Mutu SDM mestinya juga akan berpengaruh terhadap undang-undang yang dibuat oleh para legislator, regulasi yang baik lahir dari hasil pemikiran yang baik, bagaimana ia mengidentifikasi persoalan yang ada di tengah masyarakat, berdialog dengan masyarakat dan stakeholder terkait, berdiskusi dengan para ahli untuk meramu solusinya, adalah suatu mekanisme yang tidak sederhana, butuh seorang pemikir untuk melahirkan regulasi yang cemerlang. Akan tetapi menariknya fakta di lapangan ternyata berkata lain, trend semakin membaiknya tingkat pendidikan caleg terpilih terus meningkat, namun kecenderungan itu tidak serta merta menjelaskan hubungan linear dengan kinerja DPR. Bahkan tidak sedikit undang-undang yang disahkan membuat konflik dan memantik emosi publik, Dewan Perwakilan Rakyat (DPR) dicap sebagai perantara cukong dan hanya memuluskan kepentingan segelintir orang dan mengabaikan kepentingan rakyatnya. Terlebih DPR menjadi lembaga negara dengan jumlah kasus korupsi yang lebih banyak dibandingkan lembaga negara lainnya menurut Komisi Pemberantasan Korupsi (KPK) dengan jumlahnya dari 2014 hingga 2019 sebanyak 255 orang.
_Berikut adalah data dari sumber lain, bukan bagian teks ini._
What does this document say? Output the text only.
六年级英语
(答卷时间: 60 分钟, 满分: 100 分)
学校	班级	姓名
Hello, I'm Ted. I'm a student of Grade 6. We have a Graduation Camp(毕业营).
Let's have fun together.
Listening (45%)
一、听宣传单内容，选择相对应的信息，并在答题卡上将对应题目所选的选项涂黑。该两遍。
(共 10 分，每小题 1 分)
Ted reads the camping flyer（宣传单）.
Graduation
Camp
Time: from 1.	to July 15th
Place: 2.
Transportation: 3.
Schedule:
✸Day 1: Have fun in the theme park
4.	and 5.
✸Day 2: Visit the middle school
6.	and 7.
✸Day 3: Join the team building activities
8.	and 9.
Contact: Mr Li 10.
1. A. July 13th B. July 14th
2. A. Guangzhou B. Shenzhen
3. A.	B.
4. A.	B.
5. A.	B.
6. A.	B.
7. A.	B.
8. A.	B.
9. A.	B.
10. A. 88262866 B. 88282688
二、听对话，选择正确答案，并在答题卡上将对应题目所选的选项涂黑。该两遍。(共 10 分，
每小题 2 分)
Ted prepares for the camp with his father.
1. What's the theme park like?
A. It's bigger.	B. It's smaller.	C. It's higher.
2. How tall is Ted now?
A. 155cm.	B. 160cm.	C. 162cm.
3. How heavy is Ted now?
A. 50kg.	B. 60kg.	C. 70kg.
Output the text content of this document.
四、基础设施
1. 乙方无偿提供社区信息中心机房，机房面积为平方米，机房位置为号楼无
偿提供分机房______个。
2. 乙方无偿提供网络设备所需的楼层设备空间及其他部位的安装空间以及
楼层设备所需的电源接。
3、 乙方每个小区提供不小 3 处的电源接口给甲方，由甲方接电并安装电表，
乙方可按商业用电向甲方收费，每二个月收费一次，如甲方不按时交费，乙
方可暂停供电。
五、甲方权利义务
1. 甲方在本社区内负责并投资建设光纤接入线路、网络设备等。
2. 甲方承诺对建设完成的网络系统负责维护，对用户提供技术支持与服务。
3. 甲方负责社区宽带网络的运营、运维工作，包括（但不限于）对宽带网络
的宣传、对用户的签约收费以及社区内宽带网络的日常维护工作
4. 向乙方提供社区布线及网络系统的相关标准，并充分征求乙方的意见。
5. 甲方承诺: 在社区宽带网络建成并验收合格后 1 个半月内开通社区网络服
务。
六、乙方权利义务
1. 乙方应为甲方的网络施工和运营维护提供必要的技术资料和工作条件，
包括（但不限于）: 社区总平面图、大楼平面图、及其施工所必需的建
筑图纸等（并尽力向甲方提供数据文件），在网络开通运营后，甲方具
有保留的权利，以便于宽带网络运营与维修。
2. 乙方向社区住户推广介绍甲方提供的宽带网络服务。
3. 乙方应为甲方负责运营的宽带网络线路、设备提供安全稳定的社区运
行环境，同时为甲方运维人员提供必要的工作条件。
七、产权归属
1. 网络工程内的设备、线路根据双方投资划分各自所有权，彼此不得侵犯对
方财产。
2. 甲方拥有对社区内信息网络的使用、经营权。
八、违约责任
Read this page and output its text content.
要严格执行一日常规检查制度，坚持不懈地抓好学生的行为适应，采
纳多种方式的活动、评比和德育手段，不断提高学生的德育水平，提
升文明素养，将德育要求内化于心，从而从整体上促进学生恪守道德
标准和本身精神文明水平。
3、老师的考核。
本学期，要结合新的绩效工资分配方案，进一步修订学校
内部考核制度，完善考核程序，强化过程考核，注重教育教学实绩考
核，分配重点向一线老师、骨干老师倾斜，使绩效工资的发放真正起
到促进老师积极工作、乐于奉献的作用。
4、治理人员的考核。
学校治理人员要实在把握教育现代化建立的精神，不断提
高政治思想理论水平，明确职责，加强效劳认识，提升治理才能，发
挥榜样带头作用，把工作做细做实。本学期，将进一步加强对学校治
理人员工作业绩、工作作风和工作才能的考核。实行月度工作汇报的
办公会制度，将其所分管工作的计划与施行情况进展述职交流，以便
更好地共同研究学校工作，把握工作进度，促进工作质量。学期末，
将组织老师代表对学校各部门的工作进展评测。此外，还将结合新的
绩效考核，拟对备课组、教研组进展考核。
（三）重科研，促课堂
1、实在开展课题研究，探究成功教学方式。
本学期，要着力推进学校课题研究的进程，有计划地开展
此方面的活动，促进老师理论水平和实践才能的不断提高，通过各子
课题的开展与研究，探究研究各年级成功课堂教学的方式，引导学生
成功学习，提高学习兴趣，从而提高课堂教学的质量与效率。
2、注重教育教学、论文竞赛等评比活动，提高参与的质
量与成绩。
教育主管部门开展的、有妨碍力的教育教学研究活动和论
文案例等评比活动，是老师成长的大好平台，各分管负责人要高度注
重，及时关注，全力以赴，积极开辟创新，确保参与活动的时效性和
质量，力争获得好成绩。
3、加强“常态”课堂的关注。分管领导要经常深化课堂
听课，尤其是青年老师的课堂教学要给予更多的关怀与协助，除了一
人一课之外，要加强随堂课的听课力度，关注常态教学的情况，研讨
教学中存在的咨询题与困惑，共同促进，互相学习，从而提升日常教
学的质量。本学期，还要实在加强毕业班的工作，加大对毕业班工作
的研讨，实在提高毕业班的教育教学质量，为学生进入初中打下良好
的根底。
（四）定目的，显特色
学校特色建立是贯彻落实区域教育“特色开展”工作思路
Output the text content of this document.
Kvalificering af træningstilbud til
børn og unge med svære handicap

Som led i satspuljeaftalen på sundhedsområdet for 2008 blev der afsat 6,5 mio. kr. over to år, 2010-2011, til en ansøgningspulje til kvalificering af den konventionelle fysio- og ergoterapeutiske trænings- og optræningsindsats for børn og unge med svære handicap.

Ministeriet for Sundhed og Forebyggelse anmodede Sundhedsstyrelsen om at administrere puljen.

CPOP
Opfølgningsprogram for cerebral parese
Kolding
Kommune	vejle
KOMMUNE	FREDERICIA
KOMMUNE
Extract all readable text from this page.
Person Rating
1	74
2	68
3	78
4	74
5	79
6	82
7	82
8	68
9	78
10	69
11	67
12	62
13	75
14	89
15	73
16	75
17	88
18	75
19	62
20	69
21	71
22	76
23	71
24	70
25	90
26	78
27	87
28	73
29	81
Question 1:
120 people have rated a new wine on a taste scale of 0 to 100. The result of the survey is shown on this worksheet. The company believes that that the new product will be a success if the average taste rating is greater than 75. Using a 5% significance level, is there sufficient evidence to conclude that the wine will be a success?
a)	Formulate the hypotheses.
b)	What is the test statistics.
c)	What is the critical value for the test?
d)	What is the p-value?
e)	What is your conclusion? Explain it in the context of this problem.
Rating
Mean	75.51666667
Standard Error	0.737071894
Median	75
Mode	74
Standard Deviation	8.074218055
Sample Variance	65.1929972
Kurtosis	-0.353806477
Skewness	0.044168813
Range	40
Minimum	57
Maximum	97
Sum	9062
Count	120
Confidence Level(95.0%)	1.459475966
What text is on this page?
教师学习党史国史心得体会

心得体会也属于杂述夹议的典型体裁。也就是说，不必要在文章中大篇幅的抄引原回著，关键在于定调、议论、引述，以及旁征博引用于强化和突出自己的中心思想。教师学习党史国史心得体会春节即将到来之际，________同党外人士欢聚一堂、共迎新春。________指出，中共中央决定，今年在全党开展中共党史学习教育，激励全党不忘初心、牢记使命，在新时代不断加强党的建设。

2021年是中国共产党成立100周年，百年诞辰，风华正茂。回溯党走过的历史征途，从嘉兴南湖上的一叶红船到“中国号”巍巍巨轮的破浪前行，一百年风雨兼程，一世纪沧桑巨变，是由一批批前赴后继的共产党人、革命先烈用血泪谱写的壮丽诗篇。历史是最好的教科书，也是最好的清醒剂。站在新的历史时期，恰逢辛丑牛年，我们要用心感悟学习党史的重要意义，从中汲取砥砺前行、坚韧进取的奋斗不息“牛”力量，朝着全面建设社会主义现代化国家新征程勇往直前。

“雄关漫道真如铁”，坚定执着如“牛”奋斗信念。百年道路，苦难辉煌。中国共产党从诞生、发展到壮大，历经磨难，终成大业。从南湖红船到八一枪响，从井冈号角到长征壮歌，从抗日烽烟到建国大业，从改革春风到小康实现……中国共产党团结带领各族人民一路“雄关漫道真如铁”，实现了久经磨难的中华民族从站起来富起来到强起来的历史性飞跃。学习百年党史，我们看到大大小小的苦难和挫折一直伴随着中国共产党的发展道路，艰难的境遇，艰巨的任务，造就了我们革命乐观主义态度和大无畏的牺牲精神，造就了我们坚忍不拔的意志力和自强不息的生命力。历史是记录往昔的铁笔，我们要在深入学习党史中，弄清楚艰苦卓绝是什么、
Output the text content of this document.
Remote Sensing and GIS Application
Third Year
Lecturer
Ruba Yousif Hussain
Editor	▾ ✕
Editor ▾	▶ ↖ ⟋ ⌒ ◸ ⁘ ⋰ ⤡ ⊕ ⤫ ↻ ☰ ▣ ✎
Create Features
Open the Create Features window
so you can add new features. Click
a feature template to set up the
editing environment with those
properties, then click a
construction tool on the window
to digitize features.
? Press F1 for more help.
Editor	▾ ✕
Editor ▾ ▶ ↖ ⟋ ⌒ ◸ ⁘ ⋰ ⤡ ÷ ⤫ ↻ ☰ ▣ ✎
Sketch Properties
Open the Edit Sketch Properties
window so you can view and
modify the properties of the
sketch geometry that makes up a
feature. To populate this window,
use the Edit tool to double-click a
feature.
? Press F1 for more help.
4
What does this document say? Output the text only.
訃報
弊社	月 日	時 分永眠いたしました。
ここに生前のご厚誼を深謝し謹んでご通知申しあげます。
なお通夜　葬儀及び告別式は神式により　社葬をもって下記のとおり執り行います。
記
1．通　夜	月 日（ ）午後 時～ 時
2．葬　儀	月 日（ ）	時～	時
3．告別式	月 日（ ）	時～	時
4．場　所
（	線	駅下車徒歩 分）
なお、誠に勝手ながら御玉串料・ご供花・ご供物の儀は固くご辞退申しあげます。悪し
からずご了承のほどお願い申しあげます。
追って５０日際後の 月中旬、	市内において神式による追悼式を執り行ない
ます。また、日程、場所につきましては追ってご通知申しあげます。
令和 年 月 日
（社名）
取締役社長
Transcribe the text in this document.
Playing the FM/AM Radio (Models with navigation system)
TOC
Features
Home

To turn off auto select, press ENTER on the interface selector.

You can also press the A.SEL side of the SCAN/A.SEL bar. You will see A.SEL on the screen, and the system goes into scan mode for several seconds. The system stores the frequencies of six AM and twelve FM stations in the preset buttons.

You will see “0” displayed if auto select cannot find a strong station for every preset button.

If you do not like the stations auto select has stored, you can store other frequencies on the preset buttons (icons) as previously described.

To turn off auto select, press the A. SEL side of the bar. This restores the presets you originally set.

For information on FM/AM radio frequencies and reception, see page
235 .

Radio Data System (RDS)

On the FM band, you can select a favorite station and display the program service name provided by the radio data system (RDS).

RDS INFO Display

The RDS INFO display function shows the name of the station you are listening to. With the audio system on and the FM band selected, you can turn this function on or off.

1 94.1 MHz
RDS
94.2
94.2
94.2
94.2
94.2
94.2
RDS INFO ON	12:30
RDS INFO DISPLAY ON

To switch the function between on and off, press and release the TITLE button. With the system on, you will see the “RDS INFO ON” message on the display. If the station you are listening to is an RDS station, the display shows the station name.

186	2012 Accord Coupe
Poinnya bahwa ternyata harus ada variabel tambahan selain daripada tingkat pendidikan untuk bisa benar-benar menghasilkan undang-undang yang berkualitas dan berpihak kepada rakyat, variabel tambahan ini adalah kunci untuk perubahan ke depannya. Kira-kira apa variabel tambahan itu? Pertanyaan yang jawabannya saya rasa kita semua paham jika beragama dengan benar.